Una ammissione di mancanza di originalità che sembra non interessare minimamente il Nostro il quale, piuttosto, è molto più concentrato nel mettere in evidenza la sua "fuck you attitude" ed a suonare un tipo di musica che, ormai, nessuno sembra più voler suonare.
In effetti
"Achatius" è un album di metal estremo che si colloca, dal punto di vista temporale, tra la seconda metà degli anni '80 ed i primi anni '90 quando la netta distinzione oggi esistente tra thrash, death e black non era invece netta per niente e tutti "giocavano" ad essere uno più estremo dell'altro.
Ecco, i
Funereal Presence suonano esattamente quel genere, adoperano le stesse tecniche di registrazione e ci offrono quattro lunghissimi brani, tutti sopra gli undici minuti, nei quali rabbia, riffing tagliente, blasfemia, attitudine old style, oscurità ed ossessione per quello che, secondo il gruppo, dovrebbe essere il cuore del black metal, convivono all'insegna di una lunga, ribollente colata di metallo fuso.

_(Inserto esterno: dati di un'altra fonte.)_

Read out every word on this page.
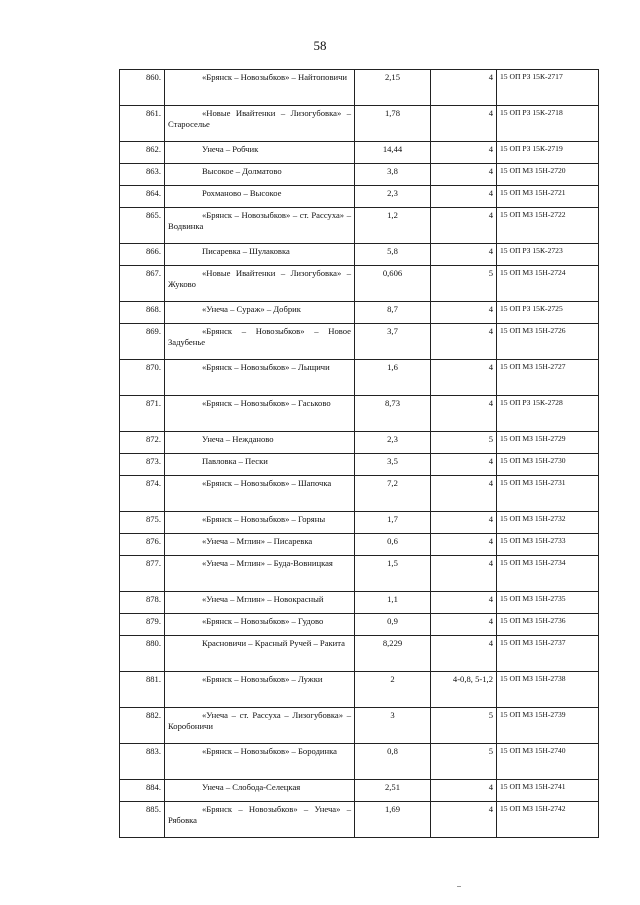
58
860.	«Брянск – Новозыбков» – Найтоповичи	2,15	4	15 ОП РЗ 15К-2717
861.	«Новые Ивайтенки – Лизогубовка» – Староселье	1,78	4	15 ОП РЗ 15К-2718
862.	Унеча – Робчик	14,44	4	15 ОП РЗ 15К-2719
863.	Высокое – Долматово	3,8	4	15 ОП МЗ 15Н-2720
864.	Рохманово – Высокое	2,3	4	15 ОП МЗ 15Н-2721
865.	«Брянск – Новозыбков» – ст. Рассуха» – Водвинка	1,2	4	15 ОП МЗ 15Н-2722
866.	Писаревка – Шулаковка	5,8	4	15 ОП РЗ 15К-2723
867.	«Новые Ивайтенки – Лизогубовка» – Жуково	0,606	5	15 ОП МЗ 15Н-2724
868.	«Унеча – Сураж» – Добрик	8,7	4	15 ОП РЗ 15К-2725
869.	«Брянск – Новозыбков» – Новое Задубенье	3,7	4	15 ОП МЗ 15Н-2726
870.	«Брянск – Новозыбков» – Лыщичи	1,6	4	15 ОП МЗ 15Н-2727
871.	«Брянск – Новозыбков» – Гаськово	8,73	4	15 ОП РЗ 15К-2728
872.	Унеча – Нежданово	2,3	5	15 ОП МЗ 15Н-2729
873.	Павловка – Пески	3,5	4	15 ОП МЗ 15Н-2730
874.	«Брянск – Новозыбков» – Шапочка	7,2	4	15 ОП МЗ 15Н-2731
875.	«Брянск – Новозыбков» – Горяны	1,7	4	15 ОП МЗ 15Н-2732
876.	«Унеча – Мглин» – Писаревка	0,6	4	15 ОП МЗ 15Н-2733
877.	«Унеча – Мглин» – Буда-Вовницкая	1,5	4	15 ОП МЗ 15Н-2734
878.	«Унеча – Мглин» – Новокрасный	1,1	4	15 ОП МЗ 15Н-2735
879.	«Брянск – Новозыбков» – Гудово	0,9	4	15 ОП МЗ 15Н-2736
880.	Красновичи – Красный Ручей – Ракита	8,229	4	15 ОП МЗ 15Н-2737
881.	«Брянск – Новозыбков» – Лужки	2	4-0,8, 5-1,2	15 ОП МЗ 15Н-2738
882.	«Унеча – ст. Рассуха – Лизогубовка» – Коробоничи	3	5	15 ОП МЗ 15Н-2739
883.	«Брянск – Новозыбков» – Бородинка	0,8	5	15 ОП МЗ 15Н-2740
884.	Унеча – Слобода-Селецкая	2,51	4	15 ОП МЗ 15Н-2741
885.	«Брянск – Новозыбков» – Унеча» – Рябовка	1,69	4	15 ОП МЗ 15Н-2742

Al di là di tutto questo, com'è l'album?
Bella domanda...
Se lo dovessimo giudicare in chiave "moderna", commetteremmo un errore visto quello che abbiamo tra le mani.
Se invece lo giudicassimo facendo finta di essere, che ne so nel 1989, allora
"Achatius" sarebbe un lavoro interessante, vario nel suo incedere, ben amalgamato tra irruenza e momenti più cadenzati, ma anche un lavoro non particolarmente brillante perché privo di spunti davvero esaltanti, per quanto piacevole da ascoltare.
Dunque dove sta la "verità"?
Come direbbe il saggio: nel mezzo.
"Achatius" è un album sufficiente, che ho ascoltato un paio di volte e che, certamente, non ascolterò più, sebbene io sia piuttosto anziano.
I più nostalgici tra di voi, invece, potrebbero amarlo.